Het technisch beheer is ondergebracht bij de gemeentelijke Verkeersmanagementcentrale (VMC), met uitbreiding van de daar reeds aanwezige videomanagementsoftware. Dit betreft het beheer van de software, de apparatuur en de bijbehorende technische inrichting. Met de leverancier van het videomanagementsysteem is een verwerkersovereenkomst afgesloten.

4.2 Uitkijken beelden

  • De beelden kunnen slechts worden uitgekeken in de volgende gevallen:

    • als de boa beelden wil inzien ter evaluatie van eigen handelen met het oog op voorkoming van onveilige situaties in de toekomst;

    • als een burger inzage vraagt of een klacht indient tegen het handelen van een boa;

    • als de opname gebruikt wordt om te leren van situaties waar de veiligheid(sgevoelens) van een boa in het geding waren;

    • als een opname gevorderd wordt door de politie.

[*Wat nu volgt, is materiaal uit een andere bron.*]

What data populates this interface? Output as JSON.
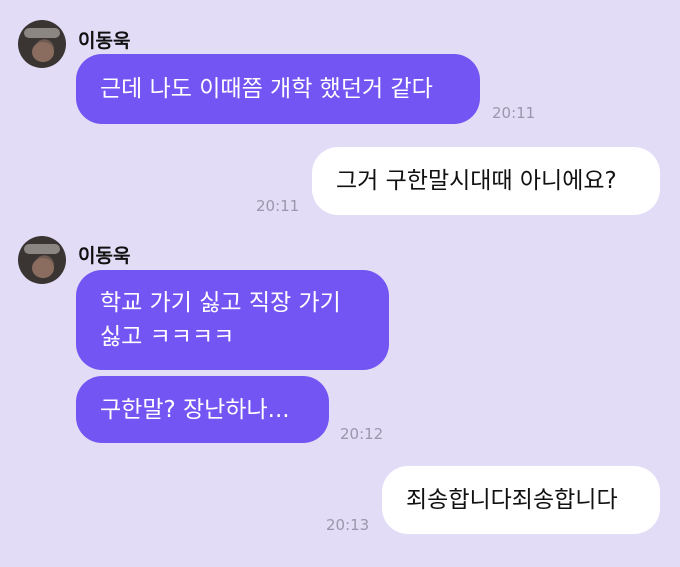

  • Bij gebruik van opnames voor intervisie wordt aan de betrokken boa’s om toestemming gevraagd om de beelden te gebruiken; zo nodig worden beelden (zowel van omstanders als van collega’s die geen toestemming hebben gegeven) geblurd. Dat wil zeggen dat beelden van personen zodanig bewerkt worden dat deze niet herkenbaar meer zijn als een specifiek persoon.

  • Opnames worden automatisch gewist na 28 dagen, tenzij deze in bovenstaande gevallen langer bewaard moeten worden.

4.3 Opvragen beelden

Opnames kunnen opgevraagd worden door een verzoek in te dienen via http://www.nijmegen.nl/diensten/privacy/

  • Het uitleesverzoek dient minimaal te bevatten:

  • Naam, adres en e-mailadres

  • Een aantoonbaar belang voor het uitkijken van de beelden

  • Een inschatting van de plaats, datum en het tijdstip wanneer de beelden zijn gemaakt.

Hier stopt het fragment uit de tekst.